On the subject of sleep-deprivation-stupidity and tricky memory
management: if anyone wants to code review the Parallel:: tricks I
added a couple weeks ago, I would appreciate it.

Parallel::Request::add_post_wait_work() is for allowing arbitrary
callback functors to be attached to a Request object so that the
wait() can do things like cleaning up temporary buffers after an
asynchronous send.  We had a nasty race condition there before.

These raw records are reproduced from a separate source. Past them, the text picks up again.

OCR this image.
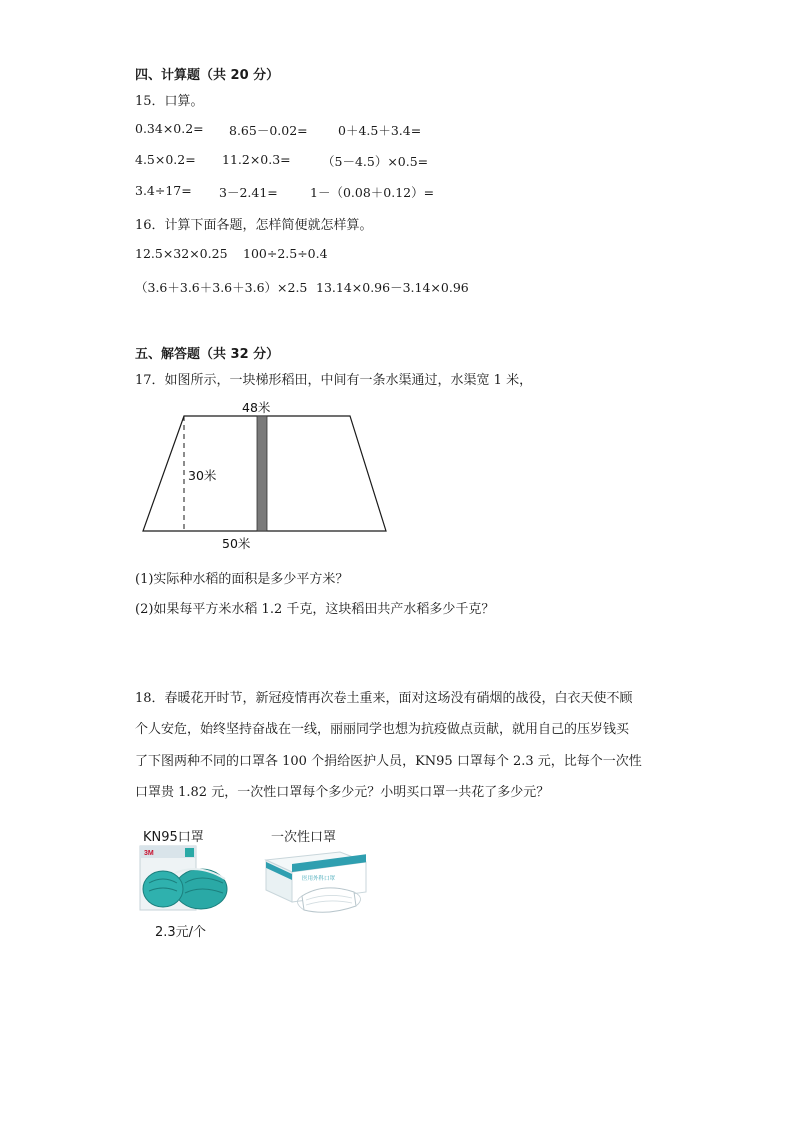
四、计算题（共 20 分）
15．口算。
0.34×0.2= 8.65－0.02= 0＋4.5＋3.4=
4.5×0.2= 11.2×0.3=	（5－4.5）×0.5=
3.4÷17= 3－2.41=	1－（0.08＋0.12）=
16．计算下面各题，怎样简便就怎样算。
12.5×32×0.25 100÷2.5÷0.4
（3.6＋3.6＋3.6＋3.6）×2.5 13.14×0.96－3.14×0.96
五、解答题（共 32 分）
17．如图所示，一块梯形稻田，中间有一条水渠通过，水渠宽 1 米，
48米
30米
50米
(1)实际种水稻的面积是多少平方米？
(2)如果每平方米水稻 1.2 千克，这块稻田共产水稻多少千克？
18．春暖花开时节，新冠疫情再次卷土重来，面对这场没有硝烟的战役，白衣天使不顾
个人安危，始终坚持奋战在一线，丽丽同学也想为抗疫做点贡献，就用自己的压岁钱买
了下图两种不同的口罩各 100 个捐给医护人员，KN95 口罩每个 2.3 元，比每个一次性
口罩贵 1.82 元，一次性口罩每个多少元？小明买口罩一共花了多少元？
KN95口罩
3M
2.3元/个
一次性口罩
医用外科口罩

For the other new code (which is also now on a critical path:
MeshInput of a serial format in a parallel run) search parallel.h and
mesh_communication.C for "packed_range", and see the specializations
in packed_node.C and packed_elem.C and the utility class in
mesh_inserter_iterator.h.  Basically this let us shave mesh broadcasts
down to 50 lines with sexy code like:

   for (unsigned int l=0; l != n_levels; ++l)
     Parallel::broadcast_packed_range(&mesh,
                                      mesh.level_elements_begin(l),
                                      mesh.level_elements_end(l),
                                      &mesh,
                                      mesh_inserter_iterator<Elem>(mesh));

which handles communicating everything from boundary conditions to
neighbor topology to element DoF indices, using generic code that
ought to be easily extensible to other variable-size data types too.
I left PackedNode and PackedElem around for backwards compatibility,
but they could be eliminated if/when the Idaho folks want to use
packed_range based code instead.

In hindsight I should have posted such a significant patch to
libmesh-devel before committing, despite it passing my tests.  It was
originally only going to be affecting distributed ParallelMesh code
paths, and after realizing that it could greatly simplify SerialMesh
communication too I forgot to reconsider the question of whether or
not I should get additional eyes on it.